Reimagining period pieces is so on brand right now. AppleTV+ is doing it with Alena Smith’s Dickinson, Claire McCarthy did it with Daisy Ridley in Ophelia, and HBO/BBC dipped their toe in the bucket with Gentleman Jack. Besides just adding pop music, modern dialogue, flashy costumes, or diving into formerly clandestine queer identities, what they all have in common is the feminist flip — no longer is a Romeo-like character the star of the show. On a London West End stage, perhaps the most famous story of them all is getting a new lease on life, literally: &Juliet is the story of Juliet if she didn’t kill herself for her young lover.
Romeo & Juliet is one of William Shakespeare’s most famous, most beloved, and most adapted plays. When writer David West Read (producer and writer from Schitt’s Creek) was given the task of building a show around songwriting megastar Max Martin, it wasn’t immediately clear to him how he was going to this successfully. But the jumping-off point of Juliet’s story — the what if — came to him after he got a concussing bumping his head on his kitchen cabinet. (You can’t make this stuff up.)
There was born the vision for &Juliet, complete with white dad sneakers, fanny packs, cycle shorts, denim getups, non-binary characters, and female empowerment to the nth degree. Juliet is played by 25-year-old newcomer and musical powerhouse Miriam-Teak Lee, who was in the original cast of Hamilton. As Juliet, she gets the chance to work through her trauma of losing her first love and begin a new life — one that doesn’t involve self-destruction — but Cassidy Jenson’s Anne Hathaway (again, you can’t make this stuff up: that was Shakespeare’s wife’s name) gets her chance to rewrite history and become more than just a footnote in her husband’s worldwide fame and notoriety. Heck, even Juliet’s maid (Melanie La Barrie) has an empowering storyline.
“It’s incredible to see the effect it’s having on people,” Miriam-Teak tells Teen Vogue. She was in the original ensemble cast of London’s Hamilton while also understudying for the three Schuyler sisters before she was plucked from the metaphorical chorus line into the role of a lifetime.
When Miriam-Teak leaves the stage door each night to see people from the audience waiting to talk to her, both young and old, they keep telling her one thing: they’re so uplifted by the story. “It resonates with them so much,” Miriam-Teak continues, “this story about the discovery of loving yourself.

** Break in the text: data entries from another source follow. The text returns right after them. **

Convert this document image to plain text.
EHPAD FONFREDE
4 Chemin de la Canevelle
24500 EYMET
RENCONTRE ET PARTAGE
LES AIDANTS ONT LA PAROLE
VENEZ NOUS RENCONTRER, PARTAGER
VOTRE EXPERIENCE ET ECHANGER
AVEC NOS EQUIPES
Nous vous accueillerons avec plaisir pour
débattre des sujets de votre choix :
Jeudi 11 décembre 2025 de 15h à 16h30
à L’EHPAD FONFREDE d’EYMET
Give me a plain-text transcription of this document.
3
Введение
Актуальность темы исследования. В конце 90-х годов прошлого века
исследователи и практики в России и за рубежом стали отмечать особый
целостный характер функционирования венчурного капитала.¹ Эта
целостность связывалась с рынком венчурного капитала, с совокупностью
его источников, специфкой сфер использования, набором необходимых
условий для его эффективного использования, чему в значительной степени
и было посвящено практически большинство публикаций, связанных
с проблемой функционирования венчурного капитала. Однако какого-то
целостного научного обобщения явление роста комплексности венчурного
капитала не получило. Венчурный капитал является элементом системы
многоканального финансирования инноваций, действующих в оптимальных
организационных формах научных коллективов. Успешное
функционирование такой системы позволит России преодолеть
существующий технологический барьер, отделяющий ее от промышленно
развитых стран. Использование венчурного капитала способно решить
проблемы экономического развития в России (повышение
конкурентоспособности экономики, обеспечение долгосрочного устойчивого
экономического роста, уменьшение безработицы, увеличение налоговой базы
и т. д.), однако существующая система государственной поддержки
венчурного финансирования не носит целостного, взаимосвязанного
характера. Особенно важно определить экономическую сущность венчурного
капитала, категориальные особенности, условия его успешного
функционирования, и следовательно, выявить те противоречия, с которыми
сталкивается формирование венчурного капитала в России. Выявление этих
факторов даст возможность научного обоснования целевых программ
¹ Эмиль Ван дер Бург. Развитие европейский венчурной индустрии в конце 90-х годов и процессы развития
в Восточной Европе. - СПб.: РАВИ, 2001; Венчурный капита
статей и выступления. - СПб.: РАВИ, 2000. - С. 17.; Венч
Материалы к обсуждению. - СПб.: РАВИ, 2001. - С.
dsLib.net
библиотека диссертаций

It’s just so easy nowadays, especially with social media, to look at other people and think lesser of yourself, but [I think this show] can be used to inspire and uplift [us].”
The show is heavy-handed with the corny, considering all those melodramatic pop-songs but they lean in so hard that you end up completely on board with all of it, bopping your head to Britney Spears’ “…Baby One More Time,” tapping your feet along with Demi Lovato’s “Confident” and getting emotional at Katy Perry’s “Roar.” But maybe the most exciting part of &Juliet is that — though it’s totally modernized and way off-script from Shakespeare’s original romantic tragedy — it’s getting to come full circle on exploring his gender-bending characters.
For most of Shakespeare’s career as a playwright, it was illegal for women to perform in theater. Thus, he was confined to write his female roles for his male actors, but would often he would take it a step further and, in effect, erase gender altogether.
In &Juliet, Juliet’s bestie, May (Arun Blair-Mangat) gets to wear corsets and a flower crown and beautifully rendition Britney Spears’ “I’m Not a Girl, Not Yet a Woman.” They’re not defined at any point by gender and May gets to fall in love with a man and the two of them have a duet together with Katy Perry’s “I Kissed a Girl.”
“Shakespeare never really paid any attention to gender,” says Miriam-Teak, “and now, we’re introducing this character where we’re not confining them to any bracket of gender, [and we just get to follow them on their] discovery of who they want to be in this world. Nobody needs to ask any questions about it and everybody’s OK with it, and that’s a beautiful thing. [I love] that we’re going in that direction.”
Another direction &Juliet is taking us in is the portrayal of Juliet as a young, Black woman with a very clear direction of how she wants to improve her life, despite past traumas and mistakes she may have made.
David, to his credit, had the idea of a transformative and empowering Juliet, but he originally wrote her as subservient with a journey of her finding the confidence she needed to move on with her life. But when Miriam-Teak walked into the room with her explosive energy and built-in confidence, David went back to the drawing board to came up with “this empowered version of Juliet that feels way more 2019,” as he told BBC News.
“It's not as simplistic as going, ‘stand up to the patriarchy!’ or ‘women should have a voice,” he says. “It’s about saying, as a young person and as a young woman, ‘I know who I am and I don’t need to apologize for that. And I think that feels like a more dynamic character than where I was four years ago [with the story].”
“[I helped] mold Juliet to start from a place of strength,” says Miriam-Teak. “She wasn’t ever not strong. It was just about finding a way that she could display that in this new world. It’s also about how she can inspire others to do the same, [to come from] a place of self-love.”